The DLP application is installed on a user’s workstations and endpoint devices.
This topology offers insights into how users use the data, with the ability to add protection that the network DLP may not be able to provide.
The challenge with a client-based DLP is the complexity, time, and resources to implement across all endpoint devices, often across multiple locations and significant numbers of users.
Cloud-Based DLP Considerations
Data in the cloud tends to move and replicate:
Whether it is between locations, data centers, backups, or back and forth into the organizations, the replication and movement can present a challenge to any implementation.
Administrative access for enterprise data in the cloud could be tricky:
Make sure you understand how to perform discovery and classification within cloud-based storage.
DLP technology can affect overall performance:
Network or gateway DLP, which scans all traffic for predefined content, might affect network performance. Client-based DLPs scan all workstation access to data, which can affect the workstation’s operation.
The overall impact must be considered during testing.
Start with the data discovery and classification process.
Those processes are more mature within the cloud deployments and present value to the data security process. Cloud DLP policy should address the following:
- What kind of data is permitted to be stored in the cloud?
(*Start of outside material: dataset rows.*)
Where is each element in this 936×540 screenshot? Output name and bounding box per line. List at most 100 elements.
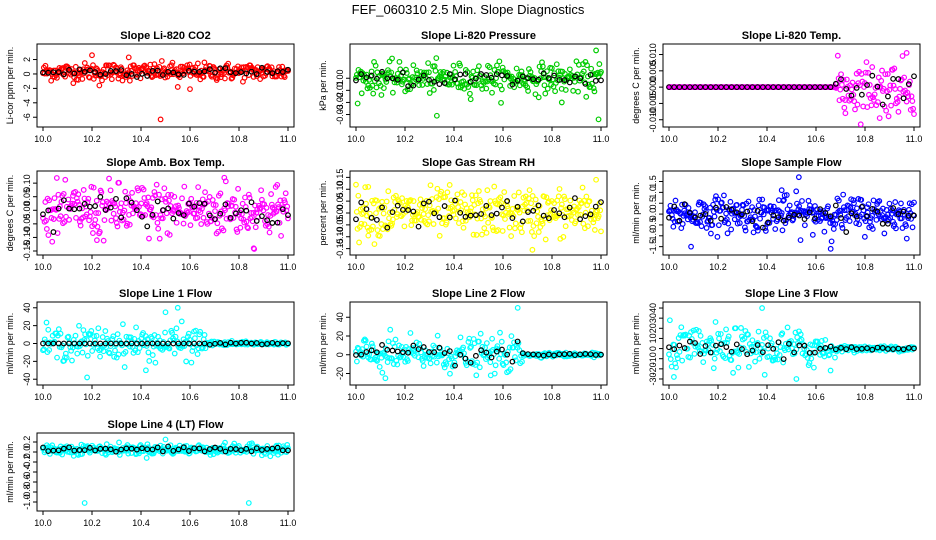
data-point — [222, 207, 228, 214]
data-point — [452, 215, 459, 222]
data-point — [820, 350, 827, 357]
overlay-point — [248, 68, 255, 75]
data-point — [708, 337, 715, 344]
panel-title: Slope Line 1 Flow — [119, 288, 212, 300]
overlay-point — [123, 340, 130, 347]
data-point — [670, 223, 677, 230]
overlay-point — [728, 348, 735, 355]
data-point — [717, 348, 723, 355]
data-point — [59, 451, 66, 458]
overlay-point — [874, 344, 881, 351]
panel-title: Slope Amb. Box Temp. — [106, 157, 225, 169]
data-point — [468, 204, 475, 211]
panel-10: Slope Line 4 (LT) Flow ml/min per min. 10.… — [5, 419, 296, 528]
y-tick-label: 30 — [648, 313, 658, 323]
data-point — [437, 345, 444, 352]
overlay-point — [702, 84, 709, 91]
data-point — [532, 196, 539, 203]
data-point — [263, 204, 270, 211]
data-point — [466, 90, 473, 97]
overlay-point — [394, 348, 401, 355]
data-point — [358, 90, 365, 97]
overlay-point — [191, 340, 198, 347]
data-point — [561, 193, 568, 200]
data-point — [73, 214, 79, 221]
overlay-point — [170, 447, 177, 454]
data-point — [741, 335, 748, 342]
data-point — [74, 198, 81, 205]
data-point — [173, 219, 180, 226]
data-point — [79, 349, 86, 356]
data-point — [246, 194, 253, 201]
data-point — [201, 59, 208, 66]
x-tick-label: 11.0 — [280, 518, 297, 528]
data-point — [898, 200, 904, 207]
data-point — [838, 221, 845, 228]
overlay-point — [102, 207, 109, 213]
overlay-point — [175, 210, 182, 216]
data-point — [188, 195, 195, 202]
overlay-point — [472, 75, 479, 82]
overlay-point — [686, 84, 693, 91]
overlay-point — [785, 84, 792, 91]
data-point — [389, 355, 395, 362]
data-point — [151, 61, 158, 68]
overlay-point — [572, 73, 578, 80]
data-point — [369, 223, 376, 230]
data-point — [443, 219, 450, 226]
data-point — [93, 210, 99, 216]
y-tick-label: 20 — [648, 323, 658, 333]
data-point — [486, 64, 493, 71]
overlay-point — [175, 71, 182, 78]
data-point — [434, 332, 441, 339]
data-point — [731, 348, 737, 355]
overlay-point — [697, 84, 704, 91]
data-point — [502, 216, 508, 222]
y-axis-label: percent per min. — [318, 180, 328, 245]
data-point — [522, 201, 528, 208]
plot-frame — [662, 170, 921, 256]
overlay-point — [217, 65, 224, 72]
data-point — [524, 84, 531, 91]
data-point — [451, 207, 458, 214]
overlay-point — [838, 76, 844, 83]
data-point — [840, 191, 847, 198]
overlay-point — [911, 212, 917, 219]
data-point — [482, 213, 488, 220]
data-point — [410, 198, 417, 204]
data-point — [154, 219, 161, 226]
overlay-point — [415, 223, 422, 230]
x-tick-label: 10.8 — [230, 392, 248, 402]
data-point — [489, 215, 495, 221]
overlay-point — [911, 345, 917, 352]
overlay-point — [739, 346, 745, 352]
overlay-point — [525, 75, 531, 82]
data-point — [470, 231, 477, 238]
data-point — [355, 192, 362, 199]
data-point — [772, 226, 779, 232]
data-point — [105, 349, 112, 356]
x-tick-label: 10.0 — [34, 518, 52, 528]
data-point — [865, 69, 872, 76]
y-tick-label: 0.0 — [22, 446, 32, 459]
data-point — [892, 199, 899, 205]
data-point — [114, 331, 121, 338]
data-point — [543, 194, 550, 201]
data-point — [832, 354, 838, 361]
y-tick-label: 40 — [335, 312, 345, 322]
data-point — [595, 213, 602, 219]
data-point — [498, 86, 505, 93]
overlay-point — [744, 208, 751, 215]
panel-2: Slope Li-820 Pressure kPa per min. 10.0 10.… — [318, 30, 609, 144]
x-tick-label: 10.6 — [181, 392, 199, 402]
data-point — [284, 203, 291, 210]
overlay-point — [858, 91, 865, 98]
data-point — [865, 201, 872, 208]
data-point — [140, 186, 147, 193]
x-tick-label: 10.0 — [347, 134, 365, 144]
overlay-point — [212, 340, 218, 347]
y-tick-label: -0.15 — [335, 238, 345, 259]
data-point — [194, 60, 201, 67]
data-point — [200, 214, 207, 221]
data-point — [430, 221, 437, 227]
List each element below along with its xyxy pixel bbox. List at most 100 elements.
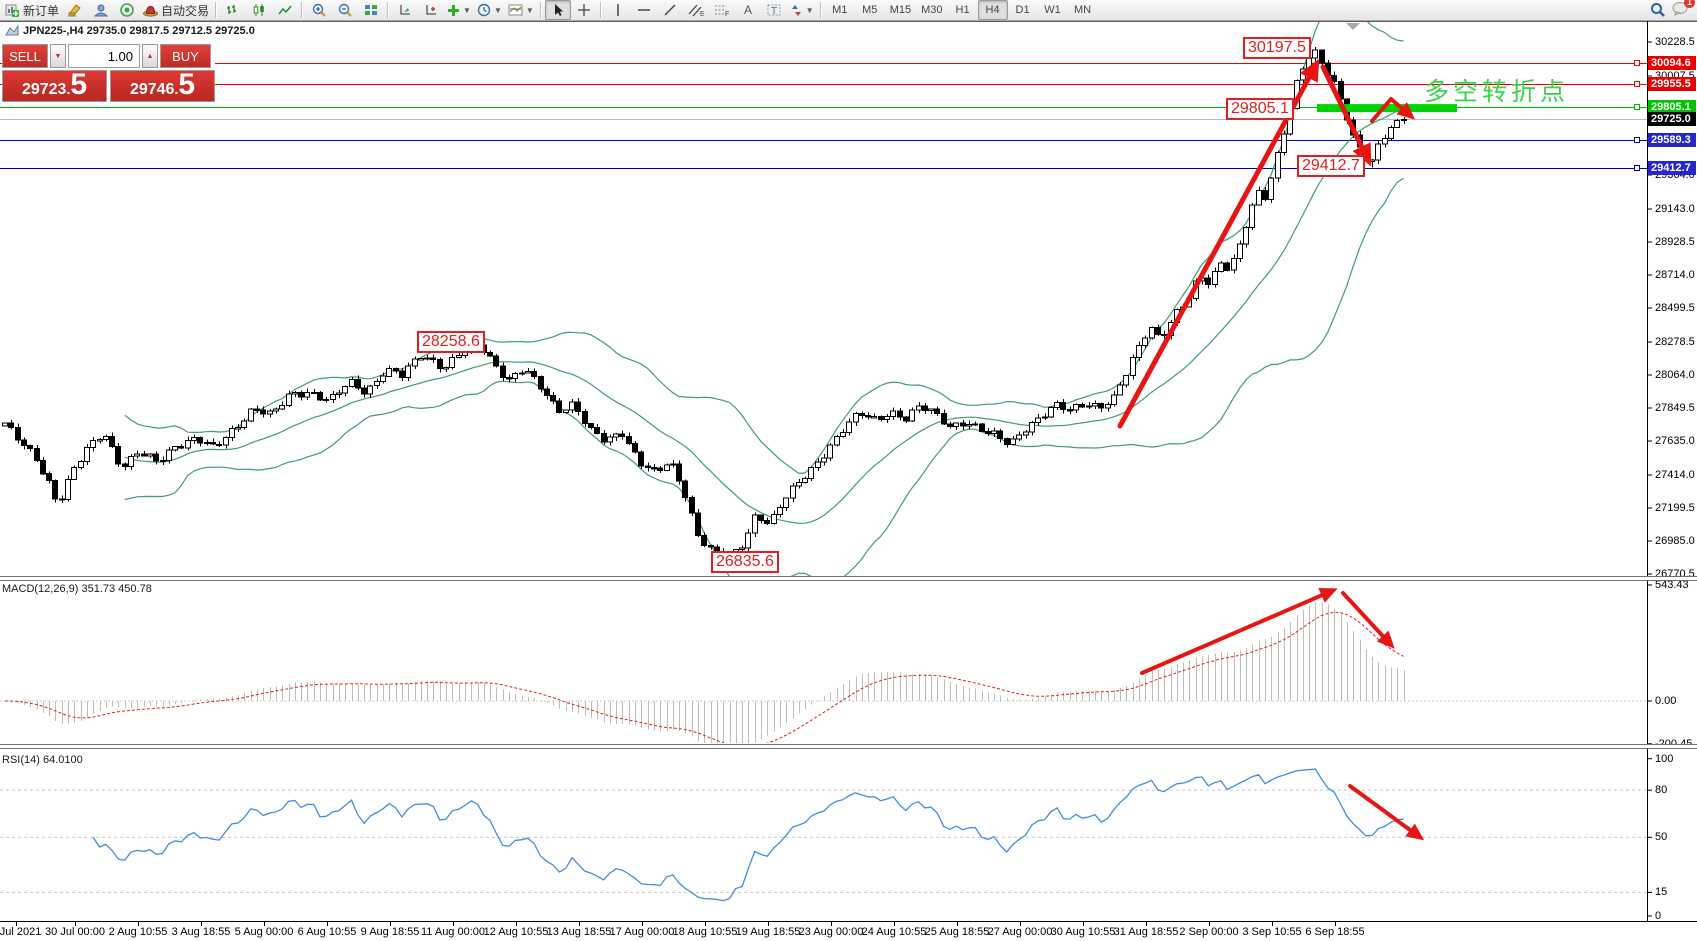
line-anchor[interactable] <box>1634 81 1640 87</box>
crosshair-button[interactable] <box>571 0 597 20</box>
time-axis-label[interactable]: 30 Jul 00:00 <box>45 926 105 938</box>
buy-price-dot: . <box>174 81 179 97</box>
search-icon[interactable] <box>1650 2 1666 18</box>
chart-shift-button[interactable] <box>418 0 444 20</box>
price-axis-tick: 27635.0 <box>1655 435 1695 447</box>
toolbar-right: 1 <box>1650 0 1697 19</box>
buy-price[interactable]: 29746. 5 <box>110 70 215 102</box>
price-axis-tick: 28714.0 <box>1655 269 1695 281</box>
sell-button[interactable]: SELL <box>2 44 48 68</box>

- Where can the data be stored (in which jurisdictions)?
- How should it be stored (encryption and storage access consideration)?
- What kind of data access is permitted? Which devices and what networks? Which applications? Which tunnel?
- Under what conditions are data allowed to leave the cloud?
Encryption methods should be carefully examined based on the format of the data. Format-preserving encryption such as IRM is getting more popular in document storage applications; however, other data types may require vendor-agnostic solutions.
When implementing restrictions or controls to block or quarantine data items, it is essential to create procedures that prevent business process damage due to false-positive events or indeed hinder legitimate transactions or processes from being performed.
It can be an effective tool when planning or assessing a potential migration to cloud applications.
It discovery analyzes the data going to the cloud for content, and the DLP detection engine can discover policy violations during data migration.